The 2005 average cost of natural gas in storage was $10.89/MMbtu, up 52% from 2004 storage costs, said Ziff Energy Group, Calgary. “The value of gas injected represents 83% of the total value of gas in storage, the carrying cost is 11%, and the service fee represents 6%. The cost of storage services can significantly influence what customers pay for gas, both at the wellhead and at the city gate,” said Ziff analysts.

“The unusually high natural gas cost provides challenges for new gas storage developers as the cost of base gas is very significant in today’s environment. The gas industry is willing to invest in gas storage because it provides considerable value in terms of increased efficiency, greater reliability of service, and facilitates market growth.”

EIA said US inventories of crude increased by 1.9 million bbl to 321 million bbl in the week ended Jan. 27. US gasoline stocks jumped by 4.2 million bbl to 219 million bbl, while distillate fuel inventories dipped by 200,000 bbl to 136.3 million bbl. Imports of crude into the US increased by 339,000 b/d to 9.6 million b/d in that period. Input of crude into US refineries was up by 42,000 b/d to 14.7 million b/d with refineries operating at 87% of capacity.

“Get ready for more [refinery] downtime and lower production,” warned Jacques Rousseau at Friedman, Billings, Ramsey & Co. Inc., Arlington, Va. “Over the past several weeks, we have been predicting above-average levels of industry downtime during the first half of 2006 due to the deferral of normal maintenance operations after last year’s hurricanes and the completion of ultralow-sulfur diesel upgrades.”

Gulf Coast update

US Gulf Coast oil and gas operations are still recovering from the damage inflicted in August and September by Hurricanes Katrina and Rita. Officials at the US Department of Energy reported all crude and petroleum product pipelines affected by the hurricanes were back to normal operations by the end of January.

BP PLC estimated its 446,400 b/d Texas City, Tex., refinery, damaged by both Rita and an earlier explosion, will restart by the end of March. Murphy Oil Corp.’s 120,000 b/d Meraux, La., facility is expected to resume operations, also by the end of March. ConocoPhillips restarted some units at its 247,000 b/d Belle Chasse, La, refinery.

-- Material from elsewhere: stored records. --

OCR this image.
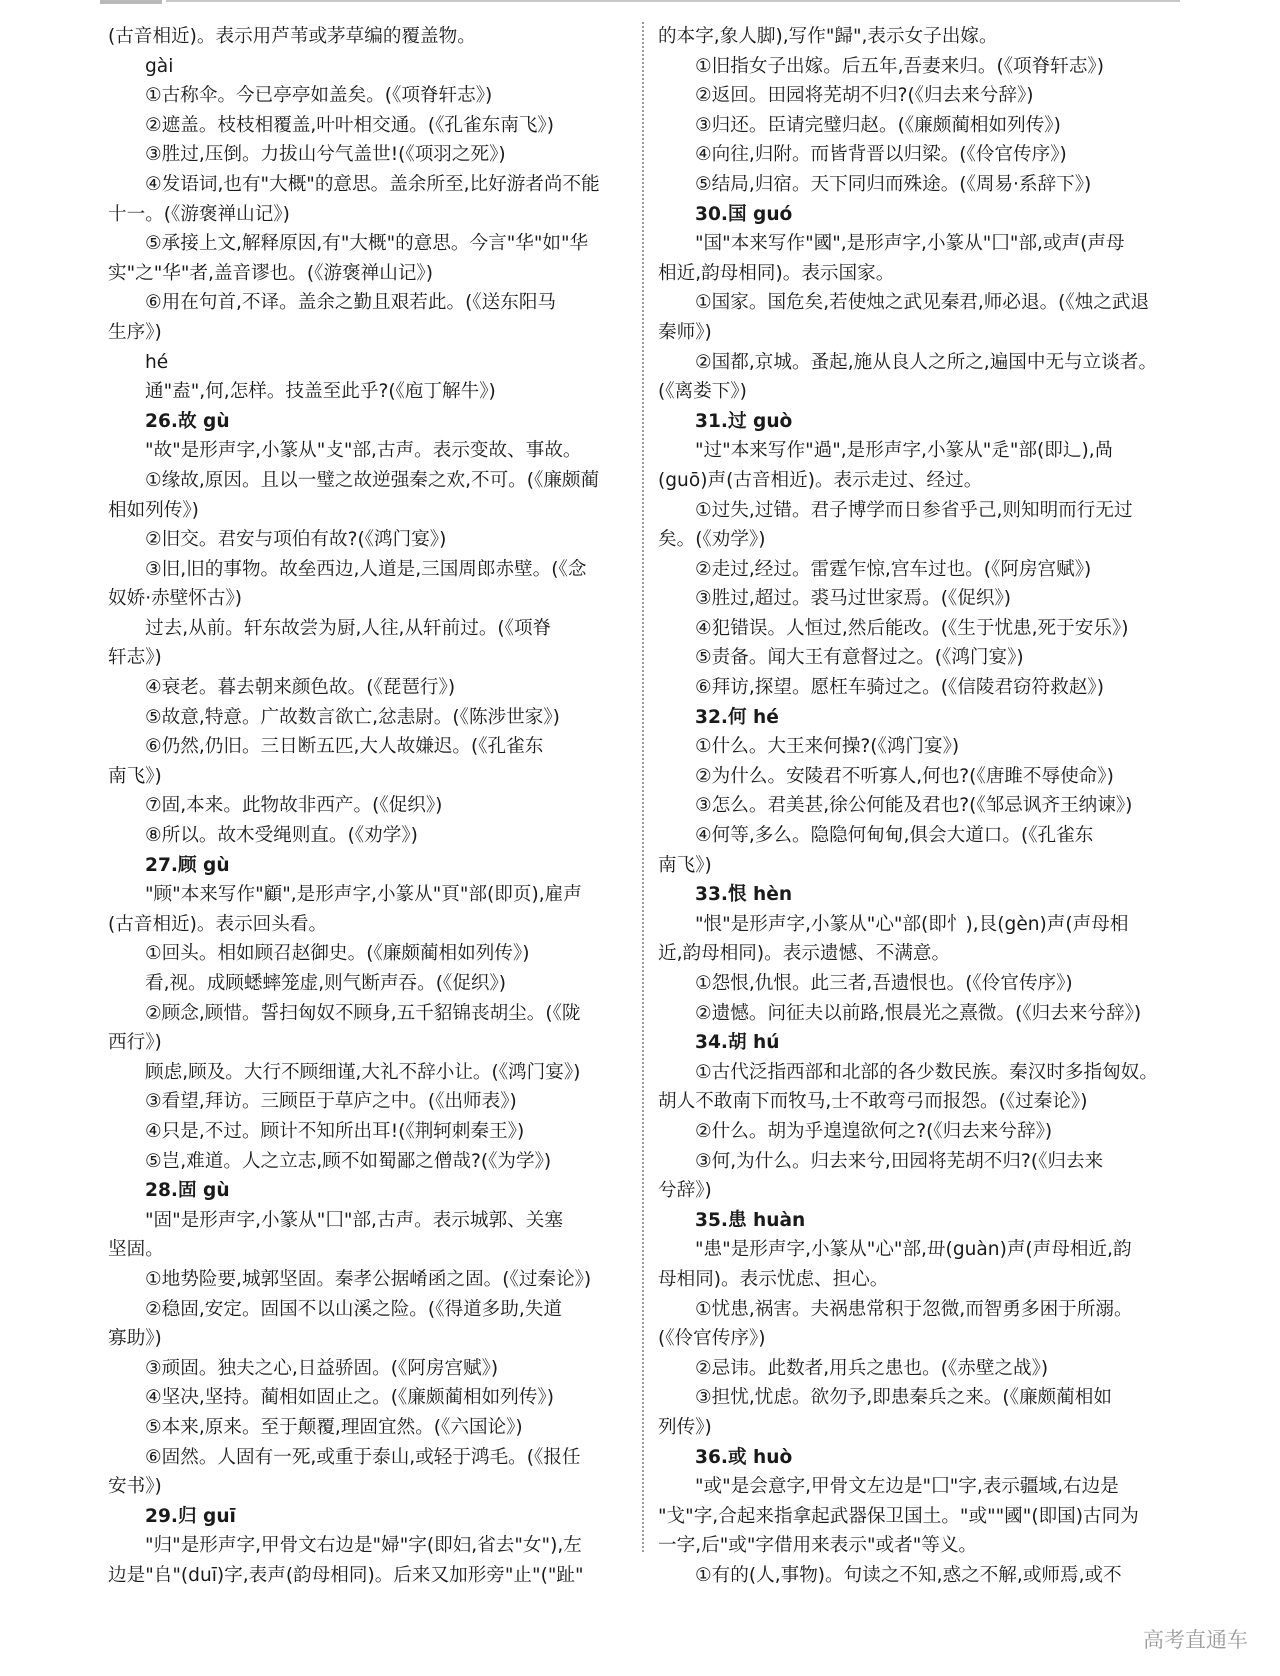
(古音相近)。表示用芦苇或茅草编的覆盖物。
gài
①古称伞。今已亭亭如盖矣。(《项脊轩志》)
②遮盖。枝枝相覆盖,叶叶相交通。(《孔雀东南飞》)
③胜过,压倒。力拔山兮气盖世!(《项羽之死》)
④发语词,也有"大概"的意思。盖余所至,比好游者尚不能
十一。(《游褒禅山记》)
⑤承接上文,解释原因,有"大概"的意思。今言"华"如"华
实"之"华"者,盖音谬也。(《游褒禅山记》)
⑥用在句首,不译。盖余之勤且艰若此。(《送东阳马
生序》)
hé
通"盍",何,怎样。技盖至此乎?(《庖丁解牛》)
26.故 gù
"故"是形声字,小篆从"攴"部,古声。表示变故、事故。
①缘故,原因。且以一璧之故逆强秦之欢,不可。(《廉颇蔺
相如列传》)
②旧交。君安与项伯有故?(《鸿门宴》)
③旧,旧的事物。故垒西边,人道是,三国周郎赤壁。(《念
奴娇·赤壁怀古》)
过去,从前。轩东故尝为厨,人往,从轩前过。(《项脊
轩志》)
④衰老。暮去朝来颜色故。(《琵琶行》)
⑤故意,特意。广故数言欲亡,忿恚尉。(《陈涉世家》)
⑥仍然,仍旧。三日断五匹,大人故嫌迟。(《孔雀东
南飞》)
⑦固,本来。此物故非西产。(《促织》)
⑧所以。故木受绳则直。(《劝学》)
27.顾 gù
"顾"本来写作"顧",是形声字,小篆从"頁"部(即页),雇声
(古音相近)。表示回头看。
①回头。相如顾召赵御史。(《廉颇蔺相如列传》)
看,视。成顾蟋蟀笼虚,则气断声吞。(《促织》)
②顾念,顾惜。誓扫匈奴不顾身,五千貂锦丧胡尘。(《陇
西行》)
顾虑,顾及。大行不顾细谨,大礼不辞小让。(《鸿门宴》)
③看望,拜访。三顾臣于草庐之中。(《出师表》)
④只是,不过。顾计不知所出耳!(《荆轲刺秦王》)
⑤岂,难道。人之立志,顾不如蜀鄙之僧哉?(《为学》)
28.固 gù
"固"是形声字,小篆从"囗"部,古声。表示城郭、关塞
坚固。
①地势险要,城郭坚固。秦孝公据崤函之固。(《过秦论》)
②稳固,安定。固国不以山溪之险。(《得道多助,失道
寡助》)
③顽固。独夫之心,日益骄固。(《阿房宫赋》)
④坚决,坚持。蔺相如固止之。(《廉颇蔺相如列传》)
⑤本来,原来。至于颠覆,理固宜然。(《六国论》)
⑥固然。人固有一死,或重于泰山,或轻于鸿毛。(《报任
安书》)
29.归 guī
"归"是形声字,甲骨文右边是"婦"字(即妇,省去"女"),左
边是"𠂤"(duī)字,表声(韵母相同)。后来又加形旁"止"("趾"
的本字,象人脚),写作"歸",表示女子出嫁。
①旧指女子出嫁。后五年,吾妻来归。(《项脊轩志》)
②返回。田园将芜胡不归?(《归去来兮辞》)
③归还。臣请完璧归赵。(《廉颇蔺相如列传》)
④向往,归附。而皆背晋以归梁。(《伶官传序》)
⑤结局,归宿。天下同归而殊途。(《周易·系辞下》)
30.国 guó
"国"本来写作"國",是形声字,小篆从"囗"部,或声(声母
相近,韵母相同)。表示国家。
①国家。国危矣,若使烛之武见秦君,师必退。(《烛之武退
秦师》)
②国都,京城。蚤起,施从良人之所之,遍国中无与立谈者。
(《离娄下》)
31.过 guò
"过"本来写作"過",是形声字,小篆从"辵"部(即辶),咼
(guō)声(古音相近)。表示走过、经过。
①过失,过错。君子博学而日参省乎己,则知明而行无过
矣。(《劝学》)
②走过,经过。雷霆乍惊,宫车过也。(《阿房宫赋》)
③胜过,超过。裘马过世家焉。(《促织》)
④犯错误。人恒过,然后能改。(《生于忧患,死于安乐》)
⑤责备。闻大王有意督过之。(《鸿门宴》)
⑥拜访,探望。愿枉车骑过之。(《信陵君窃符救赵》)
32.何 hé
①什么。大王来何操?(《鸿门宴》)
②为什么。安陵君不听寡人,何也?(《唐雎不辱使命》)
③怎么。君美甚,徐公何能及君也?(《邹忌讽齐王纳谏》)
④何等,多么。隐隐何甸甸,俱会大道口。(《孔雀东
南飞》)
33.恨 hèn
"恨"是形声字,小篆从"心"部(即忄),艮(gèn)声(声母相
近,韵母相同)。表示遗憾、不满意。
①怨恨,仇恨。此三者,吾遗恨也。(《伶官传序》)
②遗憾。问征夫以前路,恨晨光之熹微。(《归去来兮辞》)
34.胡 hú
①古代泛指西部和北部的各少数民族。秦汉时多指匈奴。
胡人不敢南下而牧马,士不敢弯弓而报怨。(《过秦论》)
②什么。胡为乎遑遑欲何之?(《归去来兮辞》)
③何,为什么。归去来兮,田园将芜胡不归?(《归去来
兮辞》)
35.患 huàn
"患"是形声字,小篆从"心"部,毌(guàn)声(声母相近,韵
母相同)。表示忧虑、担心。
①忧患,祸害。夫祸患常积于忽微,而智勇多困于所溺。
(《伶官传序》)
②忌讳。此数者,用兵之患也。(《赤壁之战》)
③担忧,忧虑。欲勿予,即患秦兵之来。(《廉颇蔺相如
列传》)
36.或 huò
"或"是会意字,甲骨文左边是"囗"字,表示疆域,右边是
"戈"字,合起来指拿起武器保卫国土。"或""國"(即国)古同为
一字,后"或"字借用来表示"或者"等义。
①有的(人,事物)。句读之不知,惑之不解,或师焉,或不
高考直通车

On Jan. 26, the Louisiana Department of Natural Resources said 79,109 b/d, or 39%, of South Louisiana onshore crude production capacity remains shut in as does 612.5 MMcfd, or 27% of natural gas production. A small number of gas processing plants in Louisiana with an aggregate capacity of 3.25 bcfd are still not operational.

US drilling activity hit the highest level in 20 years with 1,513 rotary rigs working in the week ended Feb. 3. That’s 26 more than the previous week and up from 1,248 at the same time a year ago, said Baker Hughes Inc. It was the highest weekly rig count reported since Jan. 31, 1986, when 1,594 rigs were drilling in the US.